Federal Appeals Court Hears Case Of Fla. City’s Sponsorship Of Prayer Vigil

  Federal Appeals Court Hears Case Of Fla. City’s Sponsorship Of Prayer Vigil

A federal appeals court in late April heard oral arguments in a case challenging a prayer vigil sponsored by a police chief in Ocala, Fla.

Greg Graham, who was the city’s chief of police at the time, was heavily involved in promoting the prayer vigil in September 2014. At the time, the community had been rocked by a spate of shootings.

Three residents of the American Humanist Association (AHA) attended the vigil, and later filed a lawsuit against it. A federal court ruled in their favor in 2018.

Attorneys for the city insist that the event was private and that it was “organized and put on by private citizens and volunteer chaplains for the Ocala Police Department,” reported the News Service of Florida.

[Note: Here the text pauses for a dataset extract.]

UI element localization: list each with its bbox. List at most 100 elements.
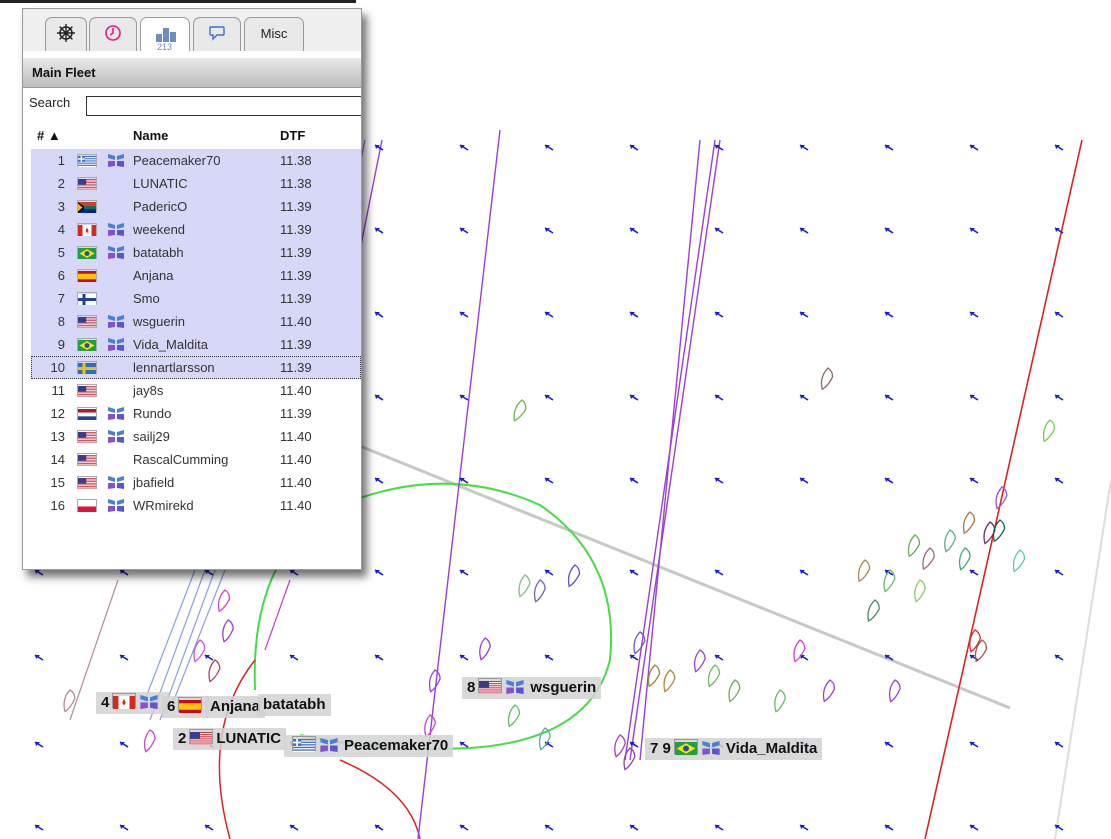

But the plaintiffs, who are represented by the AHA, say Graham promoted the event on social media and ensured that Police Department chaplains attended.

The city also argues that even though the event was a prayer vigil, it had the secular purpose of opposing crime.

“Here, the secular purpose – i.e. to fight crime and catch the culprit – remained clear and understood by all, including the plaintiffs from the first posting on Facebook to the vigil itself,” the city’s attorneys wrote in a brief.

AHA attorneys disagreed, writing, “It would take Olympic level stretching to find that the government acted neutrally with regard to religion in this case.”

The case, American Humanist Association v. City of Ocala, is pending before the 11th U.S. Circuit Court of Appeals.